Behind an immigrant pianist’s patriotic return from trauma
Elena Klionsky knows all about playing through pain.
In the fall of 2018, the Russian-American pianist was just about to undergo her ninth surgery on her upper limbs—all resulting from an incident in 2015, in which she helped her father break a fall—when the White House invited her to perform at its Holiday Open House in December.
“I got [the invitation] the day before my surgery,” she recalls. “I was with my family, and I said, ‘There’s no way in hell this is going to happen. It’s the biggest honor, being a Jewish immigrant and a refugee [from Soviet Russia]. We were exchanged for grain back in ‘74 when I was a child. So being stateless, being a refugee, then becoming an American, loving this country, and being invited to the White House—that was the ultimate gift. But I told my kids, ‘I can’t. This is so pathetic that I finally get this enormous break, and I can’t do it.’”
Cut to five weeks later. Klionsky, in a black evening dress, sat behind a gold-encrusted Steinway with golden eagles for legs and entertained the White House’s executive staff and their families with Liszt’s “Ave Maria” and sprightly, familiar favorites from Beethoven and Chopin. She played for two continuous hours.
“It was hard and painful, but who cares?” she says. “The whole experience was unbelievable. It lifted my spirits so much, and I started believing in myself again.”

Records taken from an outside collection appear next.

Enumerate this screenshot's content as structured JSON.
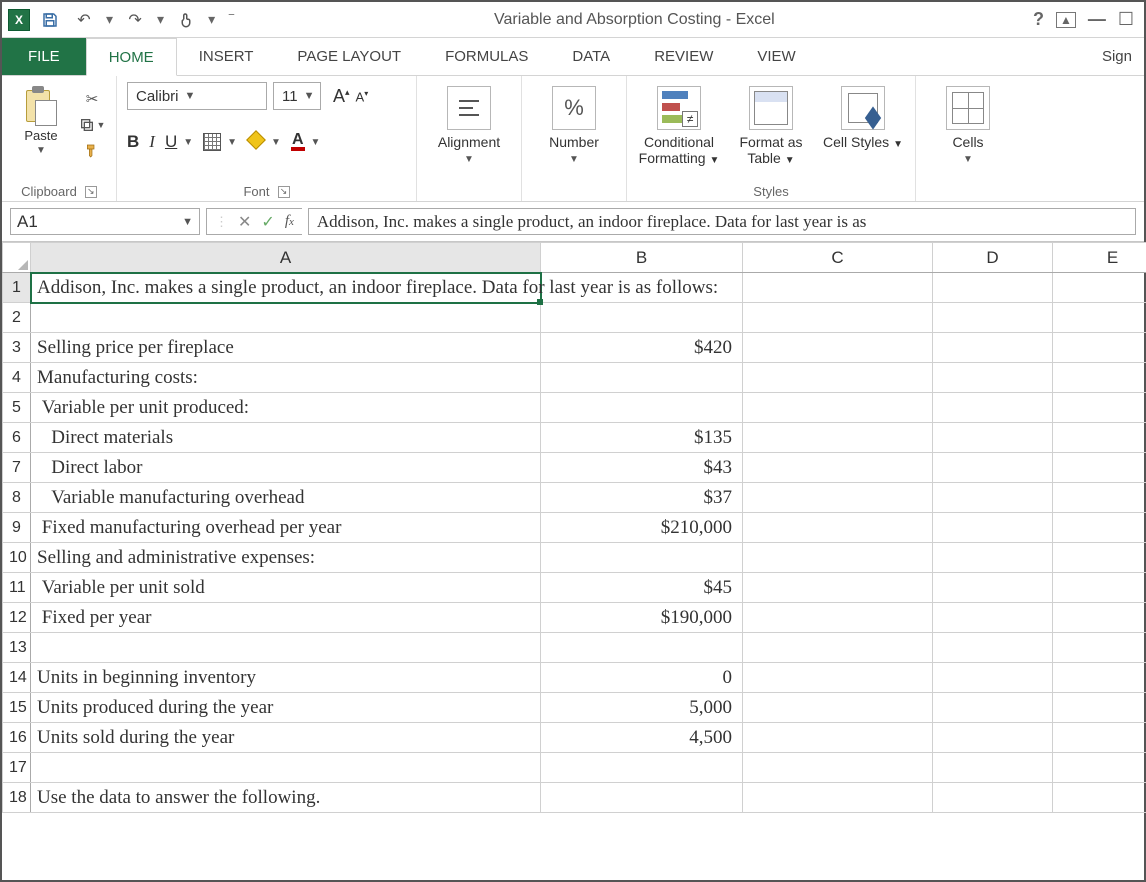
{
  "title": "Variable and Absorption Costing - Excel",
  "qat": {
    "undo_tip": "Undo",
    "redo_tip": "Redo",
    "save_tip": "Save",
    "touch_tip": "Touch/Mouse Mode"
  },
  "tabs": {
    "file": "FILE",
    "home": "HOME",
    "insert": "INSERT",
    "page_layout": "PAGE LAYOUT",
    "formulas": "FORMULAS",
    "data": "DATA",
    "review": "REVIEW",
    "view": "VIEW",
    "signin": "Sign"
  },
  "ribbon": {
    "clipboard": {
      "paste": "Paste",
      "group": "Clipboard"
    },
    "font": {
      "name": "Calibri",
      "size": "11",
      "group": "Font",
      "bold": "B",
      "italic": "I",
      "underline": "U",
      "fontcolor": "A"
    },
    "alignment": {
      "label": "Alignment"
    },
    "number": {
      "label": "Number",
      "icon": "%"
    },
    "styles": {
      "cond": "Conditional Formatting",
      "fat": "Format as Table",
      "cell": "Cell Styles",
      "group": "Styles"
    },
    "cells": {
      "label": "Cells"
    }
  },
  "namebox": "A1",
  "formula": "Addison, Inc. makes a single product, an indoor fireplace. Data for last year is as",
  "columns": [
    "A",
    "B",
    "C",
    "D",
    "E"
  ],
  "rows": [
    {
      "n": 1,
      "a": "Addison, Inc. makes a single product, an indoor fireplace. Data for last year is as follows:",
      "b": ""
    },
    {
      "n": 2,
      "a": "",
      "b": ""
    },
    {
      "n": 3,
      "a": "Selling price per fireplace",
      "b": "$420"
    },
    {
      "n": 4,
      "a": "Manufacturing costs:",
      "b": ""
    },
    {
      "n": 5,
      "a": " Variable per unit produced:",
      "b": ""
    },
    {
      "n": 6,
      "a": "   Direct materials",
      "b": "$135"
    },
    {
      "n": 7,
      "a": "   Direct labor",
      "b": "$43"
    },
    {
      "n": 8,
      "a": "   Variable manufacturing overhead",
      "b": "$37"
    },
    {
      "n": 9,
      "a": " Fixed manufacturing overhead per year",
      "b": "$210,000"
    },
    {
      "n": 10,
      "a": "Selling and administrative expenses:",
      "b": ""
    },
    {
      "n": 11,
      "a": " Variable per unit sold",
      "b": "$45"
    },
    {
      "n": 12,
      "a": " Fixed per year",
      "b": "$190,000"
    },
    {
      "n": 13,
      "a": "",
      "b": ""
    },
    {
      "n": 14,
      "a": "Units in beginning inventory",
      "b": "0"
    },
    {
      "n": 15,
      "a": "Units produced during the year",
      "b": "5,000"
    },
    {
      "n": 16,
      "a": "Units sold during the year",
      "b": "4,500"
    },
    {
      "n": 17,
      "a": "",
      "b": ""
    },
    {
      "n": 18,
      "a": "Use the data to answer the following.",
      "b": ""
    }
  ]
}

The performance at 1600 Penn is the latest career pinnacle for the part-time Boca Raton resident, who played her first concert at age 5, was accepted into Juilliard at 10 and performed at Lincoln Center while in 11th grade. Her professional breakthrough came at age 19, when she played a centennial concert for the University of Tennessee at Chattanooga, alongside Itzhak Perlman and the Chattanooga Symphony Orchestra. She made her screen debut in the 1980 musical “Fame,” and over the next several decades became an internationally renowned concert pianist, touring as a soloist with orchestras, with chamber musicians, and as a duo with Taiwanese pianist Virginia Shiao.
In the process, she’s had to endure multiple physical hardships, the kind that would have ended the careers of less resilient musicians. In 2002, following a concert at Alice Tully Hall in New York City, she suffered a severe injury to her right hand—a freak accident derived from carrying her 4-year-old son for too long (her babysitter had canceled at the last minute). This required two surgeries and years of physical therapy, not to mention the emotional toll of being unable to play the piano.

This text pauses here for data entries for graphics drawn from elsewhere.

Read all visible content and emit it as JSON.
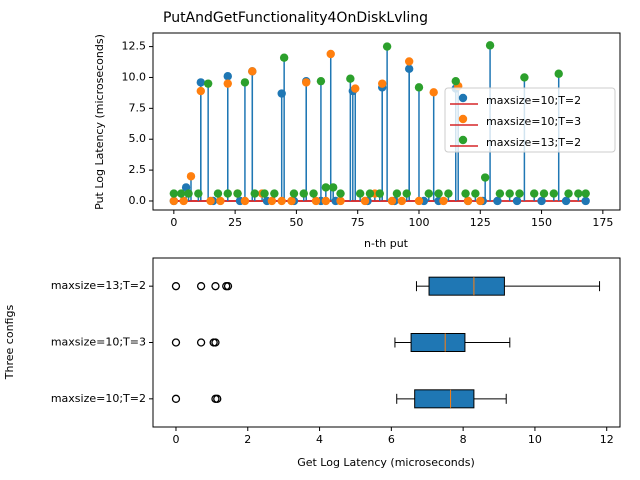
{
  "chart_data": [
    {
      "type": "stem",
      "title": "PutAndGetFunctionality4OnDiskLvling",
      "x_label": "n-th put",
      "y_label": "Put Log Latency (microseconds)",
      "xlim": [
        -8.5,
        182
      ],
      "ylim": [
        -0.73,
        13.6
      ],
      "xticks": [
        0,
        25,
        50,
        75,
        100,
        125,
        150,
        175
      ],
      "yticks": [
        {
          "value": 0,
          "label": "0.0"
        },
        2.5,
        {
          "value": 5,
          "label": "5.0"
        },
        7.5,
        {
          "value": 10,
          "label": "10.0"
        },
        12.5
      ],
      "stem_color": "#1f77b4",
      "baseline_color": "#d62728",
      "legend": "right",
      "series": [
        {
          "name": "maxsize=10;T=2",
          "color": "#1f77b4",
          "x": [
            0,
            5,
            11,
            16,
            22,
            27,
            32,
            38,
            44,
            49,
            54,
            60,
            66,
            73,
            79,
            85,
            90,
            96,
            102,
            108,
            115,
            120,
            126,
            132,
            140,
            150,
            160,
            168
          ],
          "values": [
            0,
            1.1,
            9.6,
            0,
            10.1,
            0,
            10.5,
            0,
            8.7,
            0,
            9.7,
            0,
            0,
            8.9,
            0,
            9.2,
            0,
            10.7,
            0,
            0,
            9.1,
            0,
            0,
            0,
            0,
            0,
            0,
            0
          ]
        },
        {
          "name": "maxsize=10;T=3",
          "color": "#ff7f0e",
          "x": [
            0,
            4,
            7,
            11,
            15,
            19,
            22,
            26,
            29,
            32,
            36,
            40,
            44,
            48,
            54,
            58,
            62,
            64,
            68,
            74,
            78,
            82,
            85,
            89,
            93,
            96,
            100,
            106,
            110,
            116,
            120,
            125
          ],
          "values": [
            0,
            0,
            2.0,
            8.9,
            0,
            0,
            9.5,
            0.6,
            0,
            10.5,
            0.6,
            0,
            0,
            0,
            9.6,
            0,
            0,
            11.9,
            0,
            9.1,
            0,
            0.6,
            9.5,
            0,
            0,
            11.3,
            0,
            8.8,
            0,
            9.3,
            0,
            0
          ]
        },
        {
          "name": "maxsize=13;T=2",
          "color": "#2ca02c",
          "x": [
            0,
            3,
            6,
            10,
            14,
            18,
            22,
            26,
            29,
            33,
            37,
            41,
            45,
            49,
            53,
            57,
            60,
            62,
            65,
            68,
            72,
            76,
            80,
            84,
            87,
            91,
            95,
            100,
            104,
            108,
            112,
            115,
            119,
            123,
            127,
            129,
            133,
            137,
            141,
            143,
            147,
            151,
            155,
            157,
            161,
            165,
            168
          ],
          "values": [
            0.6,
            0.6,
            0.6,
            0.6,
            9.5,
            0.6,
            0.6,
            0.6,
            9.6,
            0.6,
            0.6,
            0.6,
            11.6,
            0.6,
            0.6,
            0.6,
            9.7,
            1.1,
            1.1,
            0.6,
            9.9,
            0.6,
            0.6,
            0.6,
            12.5,
            0.6,
            0.6,
            9.2,
            0.6,
            0.6,
            0.6,
            9.7,
            0.6,
            0.6,
            1.9,
            12.6,
            0.6,
            0.6,
            0.6,
            10.0,
            0.6,
            0.6,
            0.6,
            10.3,
            0.6,
            0.6,
            0.6
          ]
        }
      ]
    },
    {
      "type": "boxplot",
      "x_label": "Get Log Latency (microseconds)",
      "y_label": "Three configs",
      "xlim": [
        -0.64,
        12.37
      ],
      "xticks": [
        0,
        2,
        4,
        6,
        8,
        10,
        12
      ],
      "box_color": "#1f77b4",
      "median_color": "#ff7f0e",
      "categories": [
        "maxsize=10;T=2",
        "maxsize=10;T=3",
        "maxsize=13;T=2"
      ],
      "boxes": [
        {
          "whislo": 6.15,
          "q1": 6.65,
          "med": 7.65,
          "q3": 8.3,
          "whishi": 9.2,
          "fliers": [
            0,
            1.1,
            1.15
          ]
        },
        {
          "whislo": 6.1,
          "q1": 6.55,
          "med": 7.5,
          "q3": 8.05,
          "whishi": 9.3,
          "fliers": [
            0,
            0.7,
            1.05,
            1.1
          ]
        },
        {
          "whislo": 6.7,
          "q1": 7.05,
          "med": 8.3,
          "q3": 9.15,
          "whishi": 11.8,
          "fliers": [
            0,
            0.7,
            1.1,
            1.4,
            1.45
          ]
        }
      ]
    }
  ]
}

In hindsight, this injury seems like a resolve-testing prelude to the more devastating accident in 2015, in which she tore both shoulders, rotator cuffs and biceps. This time, she spent 10 weeks in a cast and was sidelined, initially for four months; over the next four years, she has continued to tour sporadically, in between surgeries.

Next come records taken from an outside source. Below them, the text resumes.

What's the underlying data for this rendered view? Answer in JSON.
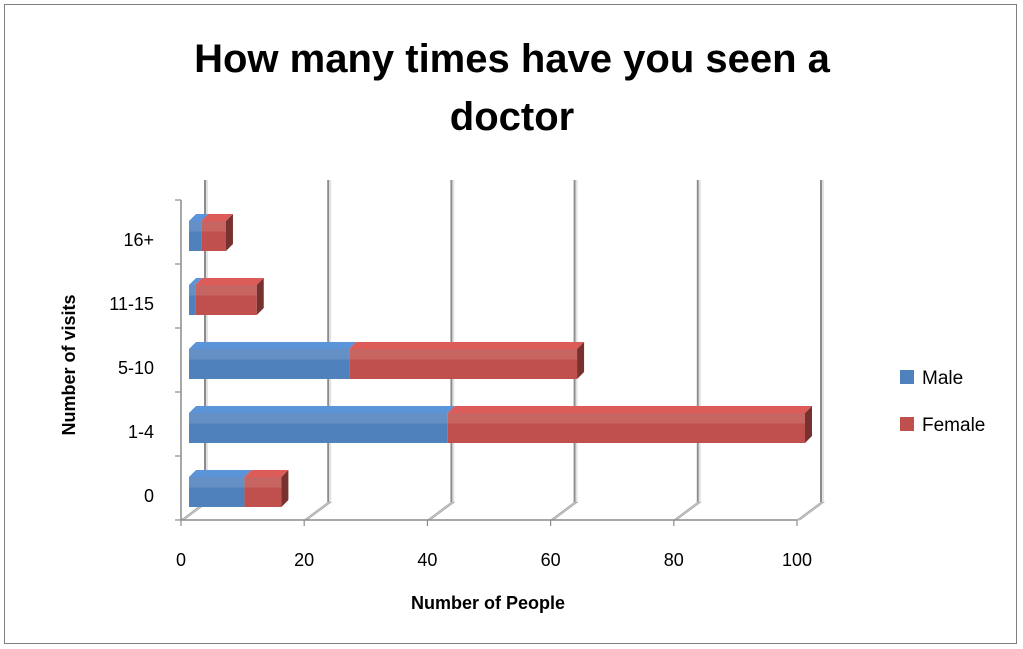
{
  "chart_data": {
    "type": "bar",
    "orientation": "horizontal",
    "stacked": true,
    "three_d": true,
    "title": "How many times have you seen a doctor",
    "title_lines": [
      "How many times have you seen a",
      "doctor"
    ],
    "xlabel": "Number of People",
    "ylabel": "Number of visits",
    "xlim": [
      0,
      100
    ],
    "x_ticks": [
      "0",
      "20",
      "40",
      "60",
      "80",
      "100"
    ],
    "categories": [
      "0",
      "1-4",
      "5-10",
      "11-15",
      "16+"
    ],
    "series": [
      {
        "name": "Male",
        "values": [
          9,
          42,
          26,
          1,
          2
        ],
        "color": "#4f81bd"
      },
      {
        "name": "Female",
        "values": [
          6,
          58,
          37,
          10,
          4
        ],
        "color": "#c0504d"
      }
    ],
    "grid": true,
    "legend": "right"
  }
}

When she couldn’t play, Klionsky wrote a book, Wisdom From My Teachers, a guide for musicians who have faced setbacks and are looking to jump back into the fray. She’s currently soliciting publishers. Her own comeback, culminating in that White House performance, has earned her a poignant nickname: the Piano Phoenix.
“It’s been like a roller coaster,” she says. “You have surgery, you try to come back, you have another one. The difficult thing is you get depressed. You get lost a bit. How do I come back? Do I want to play? Do I want to go through all this? But I do. I discovered that I love it so much that I have no life without my piano playing. I have a great family, I have wonderful kids, a mom I adore. But I’m not me if I don’t play.”